What Aries knew but didn’t say, was that it was demon taint. Skye herself was pure, but someone near her wasn’t. Someone near her was strangling her attention, polluting her core.

“Can you help her?” Jack asked, and Aries thanked heaven for his caring friend.

“I believe so,” he said. “Time will tell.”

“Anything I can do?”

“Just be yourself. Your own aura compliments hers. Mine agitates.”

“I’ll look after her,” Jack said, and strode off towards his cottage.

Aries headed towards the lighthouse to check that list of jobs that were on the schedule. There was paperwork, but there was always paperwork. The weather wasn’t due for an hour, and there were trees to clear over by the tree line.

Action sounded appealing. Aries reached for the axe, ready and sharpened in the storage nook. He rested it over his shoulder and headed out again.

The lighthouse was set on cleared land, but the tree line and undergrowth was always trying to make a comeback. It was hard, relentless work, but right now, Aries needed that. The web of demon taint was prodding his angelic side to attack – to destroy the demon, to burn it in holy light. But the web was hiding in the body of Skye, who called to him as no one else had in all his years. To destroy the darkness he would have to destroy Skye, and that was something that he would not,
could
not do.

But unwinding the demon taint… that was another thing entirely. That was possible with skill and with patience. And skill and patience were usually in short supply when an angel was faced with a demon. That was the terrible beauty of demons.

Aries shook his head. He would have to figure out what to do, but right now, he needed to lose himself in action – to do something to clear the confusion in his head. He made his way across the cleared land, looking out for any damage in the wake of the storm. He didn’t have to look for long: a tree had been blown down across the property border, lying across the fence. Aries hefted the axe, and set to work with a will, hewing branches.
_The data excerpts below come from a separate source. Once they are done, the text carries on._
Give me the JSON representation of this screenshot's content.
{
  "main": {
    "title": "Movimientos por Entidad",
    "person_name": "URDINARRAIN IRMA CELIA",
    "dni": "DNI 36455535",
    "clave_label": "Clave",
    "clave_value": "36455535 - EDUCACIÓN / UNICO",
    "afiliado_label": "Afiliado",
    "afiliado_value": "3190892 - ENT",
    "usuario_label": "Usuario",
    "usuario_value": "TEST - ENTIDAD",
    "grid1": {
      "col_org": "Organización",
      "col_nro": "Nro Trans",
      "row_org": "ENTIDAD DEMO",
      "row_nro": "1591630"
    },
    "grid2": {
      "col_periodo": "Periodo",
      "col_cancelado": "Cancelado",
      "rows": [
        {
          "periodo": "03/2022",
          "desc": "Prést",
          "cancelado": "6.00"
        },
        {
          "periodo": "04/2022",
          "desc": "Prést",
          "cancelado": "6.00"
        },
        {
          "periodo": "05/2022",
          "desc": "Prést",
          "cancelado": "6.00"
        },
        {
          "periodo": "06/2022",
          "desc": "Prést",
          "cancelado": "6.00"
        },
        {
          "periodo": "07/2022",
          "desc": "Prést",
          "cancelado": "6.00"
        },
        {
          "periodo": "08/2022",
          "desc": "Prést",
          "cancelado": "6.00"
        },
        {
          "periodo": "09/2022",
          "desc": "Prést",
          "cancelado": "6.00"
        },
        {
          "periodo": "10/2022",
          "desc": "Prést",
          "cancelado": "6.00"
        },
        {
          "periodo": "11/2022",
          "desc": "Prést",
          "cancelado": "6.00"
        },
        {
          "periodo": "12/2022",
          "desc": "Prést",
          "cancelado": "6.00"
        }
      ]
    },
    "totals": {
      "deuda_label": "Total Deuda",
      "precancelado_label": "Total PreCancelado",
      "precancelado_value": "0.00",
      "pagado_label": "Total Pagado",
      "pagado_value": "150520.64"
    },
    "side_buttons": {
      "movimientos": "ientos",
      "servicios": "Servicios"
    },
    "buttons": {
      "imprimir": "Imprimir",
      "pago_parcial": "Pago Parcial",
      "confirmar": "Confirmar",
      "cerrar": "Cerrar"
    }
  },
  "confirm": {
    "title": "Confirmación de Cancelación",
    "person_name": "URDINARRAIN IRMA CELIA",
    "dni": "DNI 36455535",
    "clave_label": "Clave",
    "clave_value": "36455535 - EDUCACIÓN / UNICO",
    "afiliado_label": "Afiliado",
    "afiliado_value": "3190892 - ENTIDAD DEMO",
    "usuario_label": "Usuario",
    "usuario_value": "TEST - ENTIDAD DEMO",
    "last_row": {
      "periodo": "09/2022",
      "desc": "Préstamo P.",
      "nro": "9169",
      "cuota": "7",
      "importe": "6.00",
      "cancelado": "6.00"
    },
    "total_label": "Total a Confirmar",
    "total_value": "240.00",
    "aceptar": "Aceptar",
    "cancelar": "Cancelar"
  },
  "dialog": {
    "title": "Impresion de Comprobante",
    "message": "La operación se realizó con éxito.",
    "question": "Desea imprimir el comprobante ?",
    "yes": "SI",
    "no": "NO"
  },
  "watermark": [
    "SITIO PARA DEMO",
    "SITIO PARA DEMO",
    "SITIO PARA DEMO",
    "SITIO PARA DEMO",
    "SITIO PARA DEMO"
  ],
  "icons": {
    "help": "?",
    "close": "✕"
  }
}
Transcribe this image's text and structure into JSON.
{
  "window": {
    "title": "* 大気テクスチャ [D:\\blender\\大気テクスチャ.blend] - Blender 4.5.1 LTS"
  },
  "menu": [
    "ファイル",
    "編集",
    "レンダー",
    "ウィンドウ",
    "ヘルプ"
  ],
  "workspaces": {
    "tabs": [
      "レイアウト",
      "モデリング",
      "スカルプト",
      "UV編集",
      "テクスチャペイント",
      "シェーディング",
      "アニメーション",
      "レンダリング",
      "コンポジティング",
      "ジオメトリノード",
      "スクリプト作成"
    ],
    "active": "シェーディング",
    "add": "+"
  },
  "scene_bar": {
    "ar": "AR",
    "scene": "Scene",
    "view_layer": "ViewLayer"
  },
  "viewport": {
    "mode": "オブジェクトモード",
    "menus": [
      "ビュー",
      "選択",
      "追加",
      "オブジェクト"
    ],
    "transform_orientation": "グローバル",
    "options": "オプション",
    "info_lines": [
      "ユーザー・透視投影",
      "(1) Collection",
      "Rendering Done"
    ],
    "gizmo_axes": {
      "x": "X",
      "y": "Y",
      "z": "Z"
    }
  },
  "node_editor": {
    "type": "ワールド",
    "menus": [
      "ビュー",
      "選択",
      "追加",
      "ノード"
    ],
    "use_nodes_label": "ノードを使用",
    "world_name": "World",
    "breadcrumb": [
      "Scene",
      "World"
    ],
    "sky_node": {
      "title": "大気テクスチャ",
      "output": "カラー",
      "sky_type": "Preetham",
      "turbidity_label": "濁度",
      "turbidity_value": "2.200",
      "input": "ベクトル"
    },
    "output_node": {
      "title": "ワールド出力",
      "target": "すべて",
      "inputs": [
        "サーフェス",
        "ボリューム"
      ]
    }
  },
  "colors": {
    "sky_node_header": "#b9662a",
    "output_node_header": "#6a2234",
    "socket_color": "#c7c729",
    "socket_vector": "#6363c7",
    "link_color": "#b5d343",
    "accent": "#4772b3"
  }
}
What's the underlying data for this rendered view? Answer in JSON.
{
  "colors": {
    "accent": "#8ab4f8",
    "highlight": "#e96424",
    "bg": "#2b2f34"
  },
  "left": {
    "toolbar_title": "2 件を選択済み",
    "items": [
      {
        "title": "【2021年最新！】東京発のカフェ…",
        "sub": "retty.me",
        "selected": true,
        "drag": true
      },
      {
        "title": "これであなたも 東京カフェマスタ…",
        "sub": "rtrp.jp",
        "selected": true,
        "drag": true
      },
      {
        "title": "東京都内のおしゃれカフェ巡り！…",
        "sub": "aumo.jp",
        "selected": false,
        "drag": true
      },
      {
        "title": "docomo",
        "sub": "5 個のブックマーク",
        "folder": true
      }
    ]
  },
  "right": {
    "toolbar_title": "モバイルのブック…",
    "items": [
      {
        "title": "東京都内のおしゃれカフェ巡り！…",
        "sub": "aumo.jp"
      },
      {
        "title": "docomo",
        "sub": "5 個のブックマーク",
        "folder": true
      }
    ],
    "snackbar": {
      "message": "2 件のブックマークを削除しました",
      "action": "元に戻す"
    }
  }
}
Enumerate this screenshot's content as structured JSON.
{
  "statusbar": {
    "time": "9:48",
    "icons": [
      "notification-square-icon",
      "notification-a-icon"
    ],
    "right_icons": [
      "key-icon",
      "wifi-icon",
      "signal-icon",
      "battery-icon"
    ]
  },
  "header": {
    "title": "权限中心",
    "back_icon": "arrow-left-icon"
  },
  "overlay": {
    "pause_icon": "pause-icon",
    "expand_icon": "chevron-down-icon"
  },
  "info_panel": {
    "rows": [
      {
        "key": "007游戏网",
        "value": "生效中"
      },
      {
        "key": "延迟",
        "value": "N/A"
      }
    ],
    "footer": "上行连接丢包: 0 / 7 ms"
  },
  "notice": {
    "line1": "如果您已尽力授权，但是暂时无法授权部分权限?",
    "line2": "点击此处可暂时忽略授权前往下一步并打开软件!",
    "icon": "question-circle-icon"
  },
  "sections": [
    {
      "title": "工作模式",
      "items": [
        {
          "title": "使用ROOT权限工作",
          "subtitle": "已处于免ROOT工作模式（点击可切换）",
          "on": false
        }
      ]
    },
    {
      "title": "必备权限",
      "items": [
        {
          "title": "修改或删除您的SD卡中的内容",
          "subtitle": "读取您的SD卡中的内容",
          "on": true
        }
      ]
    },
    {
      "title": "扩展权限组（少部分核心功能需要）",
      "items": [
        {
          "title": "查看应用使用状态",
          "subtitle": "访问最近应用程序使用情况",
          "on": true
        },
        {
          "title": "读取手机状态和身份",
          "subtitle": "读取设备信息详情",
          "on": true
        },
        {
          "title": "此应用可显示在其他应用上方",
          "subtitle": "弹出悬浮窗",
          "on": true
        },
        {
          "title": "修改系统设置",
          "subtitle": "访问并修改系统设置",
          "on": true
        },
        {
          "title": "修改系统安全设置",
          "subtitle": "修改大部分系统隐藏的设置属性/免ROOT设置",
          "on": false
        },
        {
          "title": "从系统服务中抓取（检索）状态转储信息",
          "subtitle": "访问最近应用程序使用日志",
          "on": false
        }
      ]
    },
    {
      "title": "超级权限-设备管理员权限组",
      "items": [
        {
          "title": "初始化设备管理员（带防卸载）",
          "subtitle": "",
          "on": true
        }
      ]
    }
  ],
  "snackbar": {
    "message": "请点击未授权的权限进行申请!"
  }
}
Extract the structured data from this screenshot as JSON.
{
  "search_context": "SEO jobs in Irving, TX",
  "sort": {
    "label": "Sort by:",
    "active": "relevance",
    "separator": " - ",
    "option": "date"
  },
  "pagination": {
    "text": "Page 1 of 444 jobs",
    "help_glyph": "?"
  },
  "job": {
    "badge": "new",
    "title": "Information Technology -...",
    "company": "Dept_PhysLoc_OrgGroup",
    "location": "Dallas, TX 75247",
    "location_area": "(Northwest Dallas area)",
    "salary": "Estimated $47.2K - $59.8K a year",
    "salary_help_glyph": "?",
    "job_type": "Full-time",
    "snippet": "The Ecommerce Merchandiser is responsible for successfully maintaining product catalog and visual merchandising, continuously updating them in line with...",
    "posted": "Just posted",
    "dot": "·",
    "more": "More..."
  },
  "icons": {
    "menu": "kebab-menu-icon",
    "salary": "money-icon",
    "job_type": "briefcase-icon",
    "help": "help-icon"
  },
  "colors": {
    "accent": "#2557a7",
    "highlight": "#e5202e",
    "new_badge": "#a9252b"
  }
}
An hour later his shirt had been long since discarded and his muscles burned pleasantly. He could feel power thrumming under this skin, content. The branches of the tree were neatly stacked to one side, and the bare trunk remained. It was perhaps rather quick for any normal mortal, but Aries found that he didn’t mind if Skye noticed. He left the axe buried deep in the trunk to return to later, and went back to the lighthouse to fill out the weather report.

 

***

 

Jack’s cottage wasn’t as cluttered as Aries, Skye noted. It certainly wasn’t as studious. The walls were a pale blue and the carpet a sea green. A miscellaneous piece of machinery sat on the table with a mechanical manual open beside it.

Jack was clattered around in the kitchen and seemed quite happy to leave her to her own thoughts. She pulled one of the armchairs over to the window and settled down, curled up. The painkillers were easing the aches, her stomach was full, and the sun through the glass was warm.

As much as she wanted to read, she found her eyes drifting shut. It was peaceful here – a kind of peaceful she hadn’t known in what felt like years. She’d only been half joking when she suggested making a documentary. It would be fascinating to bring this tower to the television screen. Men like this deserved to have their stories told.

Perhaps she’d make a few notes, throw together a pitch before she went back. That would give her a reason to come back here after she had gone back to her home and her life.